Brother Austin and Brother Thomas, both Tipperary men, were his first coaches. The city game was always steady and Nelson played and coached in St Paul’s all his life. But in the Glens, hurling helped to form the natural rhythm of life.

He remembers 1983 when a great Loughgiel team suddenly bloomed and won the All-Ireland championship, beating St Rynagh’s in a replay. Nothing much had changed when the club qualified for last year’s final.

“Dominic McKinley’s wife helps with food and stuff after training. Joey Scullion’s wife is in charge of the gear. People help out. It is a real traditional thing. So the game has a hold on the village. And once you get as far as we did, it illuminates everything that is good about the place.”

When Nelson met the Loughgiel players three years ago, the first thing he asked them to do was to let go of those six losing seasons. “If we were going to go on a journey, we had to travel light.” Then he made a bigger demand of them. He asked them to adapt to a different style of hurling.

“Traditionally, Loughgiel liked to play the ball on the ground and they did win championships with ground hurling.

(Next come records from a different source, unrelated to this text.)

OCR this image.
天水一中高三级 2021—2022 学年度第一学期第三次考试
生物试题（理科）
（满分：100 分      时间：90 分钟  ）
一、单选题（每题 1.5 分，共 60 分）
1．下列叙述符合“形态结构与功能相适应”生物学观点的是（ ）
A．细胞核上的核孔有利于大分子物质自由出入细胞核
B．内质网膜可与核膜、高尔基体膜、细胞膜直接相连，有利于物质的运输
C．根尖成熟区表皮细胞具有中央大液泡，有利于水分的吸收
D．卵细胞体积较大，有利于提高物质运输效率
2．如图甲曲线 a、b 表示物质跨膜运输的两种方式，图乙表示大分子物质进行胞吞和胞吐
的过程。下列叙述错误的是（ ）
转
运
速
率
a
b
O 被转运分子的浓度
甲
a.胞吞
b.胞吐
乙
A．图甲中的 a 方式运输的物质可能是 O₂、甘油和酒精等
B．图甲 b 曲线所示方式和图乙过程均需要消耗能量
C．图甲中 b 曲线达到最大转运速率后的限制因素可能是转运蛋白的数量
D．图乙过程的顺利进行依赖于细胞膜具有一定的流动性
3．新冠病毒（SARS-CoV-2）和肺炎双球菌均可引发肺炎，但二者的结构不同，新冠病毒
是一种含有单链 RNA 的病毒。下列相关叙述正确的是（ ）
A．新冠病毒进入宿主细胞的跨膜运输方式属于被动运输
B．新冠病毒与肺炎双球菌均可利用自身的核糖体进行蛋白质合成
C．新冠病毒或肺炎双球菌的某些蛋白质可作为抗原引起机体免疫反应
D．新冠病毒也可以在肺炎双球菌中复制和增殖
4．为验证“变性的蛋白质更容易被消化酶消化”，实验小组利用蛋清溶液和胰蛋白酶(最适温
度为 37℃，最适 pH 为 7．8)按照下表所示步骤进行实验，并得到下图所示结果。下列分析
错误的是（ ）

My style was always more attacking and players supporting each other so there will always be a man to distribute to and recycling the ball. They bought into the philosophy – after losing six, they were probably prepared to try anything! My philosophy is based on ball contact and getting things technically right. They are the things I would push for.

“And the players . . . I can’t speak highly enough of the way they responded to anything PJ and myself have asked.”

Resurgence

Loughgiel’s resurgence has forced its neighbours to respond, helping to keep the rivalry vivid and light. The club is also a shining light for the Antrim game and their consistency makes the uncertainty which governs the county hurling team all the more baffling.

Liam Watson, one of Loughgiel’s most talented players and never a man to call a spade by any other name, spoke of the problems in Antrim hurling.

“It’s just bitterness and that’s why the county will go nowhere,” he said.

Nelson is optimistic that Kevin Ryan, the new coach and former Waterford hurler, can get the county side back on the right track.

“Kevin will bring certain flair to the job. But he has to charter a course. If players are fragmented in approach, no matter how good a hurler they are, they won’t achieve anything.”

Loughgiel can provide the example for the county team. The scenes in Croke Park on St Patrick’s Day last year surpassed what anyone expected. Now they are one match away from the biggest day again. St Thomas, their opposition today, fascinates Nelson: they are literally a brotherhood.

“To have a manager and six sons and then a couple of brothers – it is an incredibly tight-knit team. That makes it easy to control and for people to buy into it. They came through a tough championship and won it on merit. Loughgiel will have to be at their best. Parnell Park is where we have been for the past few years and are fairly used to it. I think both teams are good quality hurling teams and a fast sod would benefit both. ”

The eyes of Antrim hurling will be watching with interest, and none more keenly than those of Jim Nelson.